Early childhood education teacher pay doesn't add up


  • June 21, 2016
  • /   Reggie Dogan
  • /   education

We’ve come to understand that it pays to have high-quality early childhood education.

It is especially critical to closing the achievement gap between children of different economic backgrounds and for preparing them for kindergarten, primary school and beyond.

But when it comes to paying the educators who teach the children, the numbers don’t quite add up.

The U.S. Department of Education ad Health Services co-released a report that identifies striking gaps between the pay offered to kindergarten teachers vs. those who teach preschool or early childhood education.

The Atlantic magazine’s headline made the discrepancy in pay strikingly clear: “Preschool Teachers Earn Less Than Tree Trimmers.”

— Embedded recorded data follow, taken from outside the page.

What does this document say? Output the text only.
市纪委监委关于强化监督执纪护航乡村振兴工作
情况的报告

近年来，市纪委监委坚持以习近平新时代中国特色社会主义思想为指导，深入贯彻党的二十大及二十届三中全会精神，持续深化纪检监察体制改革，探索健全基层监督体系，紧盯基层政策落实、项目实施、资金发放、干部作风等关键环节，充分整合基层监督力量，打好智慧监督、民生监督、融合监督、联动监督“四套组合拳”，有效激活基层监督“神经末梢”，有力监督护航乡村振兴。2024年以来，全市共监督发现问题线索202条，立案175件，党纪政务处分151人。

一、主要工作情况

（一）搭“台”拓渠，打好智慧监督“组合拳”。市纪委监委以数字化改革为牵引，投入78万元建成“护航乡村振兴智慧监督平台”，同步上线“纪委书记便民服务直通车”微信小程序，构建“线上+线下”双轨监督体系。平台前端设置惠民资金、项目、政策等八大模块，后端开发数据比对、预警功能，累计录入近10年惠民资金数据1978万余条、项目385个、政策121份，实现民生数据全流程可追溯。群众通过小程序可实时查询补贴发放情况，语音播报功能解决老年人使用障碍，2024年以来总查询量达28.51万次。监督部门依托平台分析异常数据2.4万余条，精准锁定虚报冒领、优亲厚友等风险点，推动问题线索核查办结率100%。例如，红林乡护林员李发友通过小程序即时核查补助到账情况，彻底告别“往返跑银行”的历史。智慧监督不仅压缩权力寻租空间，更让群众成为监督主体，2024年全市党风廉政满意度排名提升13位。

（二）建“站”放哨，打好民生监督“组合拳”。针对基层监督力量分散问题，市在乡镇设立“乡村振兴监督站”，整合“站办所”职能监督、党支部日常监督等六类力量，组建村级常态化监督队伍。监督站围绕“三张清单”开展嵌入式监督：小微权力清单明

The expansion of preschool is one of the few topics where both Republicans and Democrats in Congress find common ground; while lawmakers don’t always agree on how programs should be funded or structured, the belief that good early-childhood education can help prevent later gaps in test scores and graduation rates from emerging between poor and well-off children is widely shared. Yet most early-childhood educators still make so little money that they are eligible for public benefits, according to a new report from the U.S. Education Department and Health and Human Services. Childcare workers, nearly all of them women, earn less than tree trimmers and pest-control workers, hairdressers and janitors.

At a time when a great focus of local, state and national attention on early education, it is discouraging — and counter-productive — to have such large pay gaps among educators who are charged with teaching our children.

Research shows that children who have quality opportunities to learn in early years not only do better in school, but are more likely to have successful careers later, and even be healthier as they age.

Among the goals of the Studer Community Institute is to improve the community’s quality of life, and one of the key 16 metrics included in the Pensacola Metro Dashboard is kindergarten readiness.

More and more research points to the critical importance of early education in a child’s life. But data from the Florida Office of Early Learning shows that too many children in the Pensacola metro aren’t getting the benefits.

In the 2013-2014 school year, only 66 percent of Escambia kindergartners were ready for school based on their performance on state measurements.

To ensure that all children are ready for kindergarten, education experts maintain that access to affordable, high-quality education that promotes early learning and school readiness is essential.

A major component of having a quality child-care program is the teachers, and if you don’t offer a lucrative or fair salary for them, then you won’t always get the best teachers.

While research and science say that early learning is critical, teacher pay suggests something completely different.

The median hourly wage is $9.77 nationwide for childcare workers, which equates to $20,320 annually. Preschool teachers earn $13.73 hourly, or $28,570 a year, and kindergarten teachers make $25.31 an hour, which is $52,650 a year.

Phyllis Pooley, who works for the Office of Economic Development and Engagement at the University of West Florida, says the median hourly wage in the Pensacola metro area is $9.27 for childcare workers, which comes to $19,281 a year, according to the Florida Department of Economic Opportunity. The state media wage is $9.55, or $19,864 a year.

Our education system has created a conflict between early childhood “daycare” and education, viewing time spent with children ages 1 through 5 as simply babysitting, but time spent in kindergarten and beyond as education.

Too often we child care as a task anyone, especially women, can take on, one that does not require special education, training or skill. As a result the belief is that it does not require higher wages. But early childhood educators with degrees in early childhood development create higher-quality programs and greater student achievement.

So how do we promote a better-trained workforce when pay is so low, funding so limited and general respect for industry so lackluster?

“It’s a real problem,: said Allison Friedman-Krauss, an assistant research professor at the National Institute for Early Education Research.

But Marcy Whitebook, the director of the Center for the Study of Child Care Employment at the University of California at Berkeley, who has been studying early childhood for four decades, thinks that increasing pay would go a long way toward improving the quality of the care and education young children receive.

“If you changed the pay, you’d have the people,” Whitebook said.

Given the attention on early education, now is the time to talk about better wages for teachers, Whitebook proposed:

More people are at the very least concerned about early childhood education. Now, the trick is to transform that concern into policies that promote early childhood as a career path that is more than a ticket to poverty.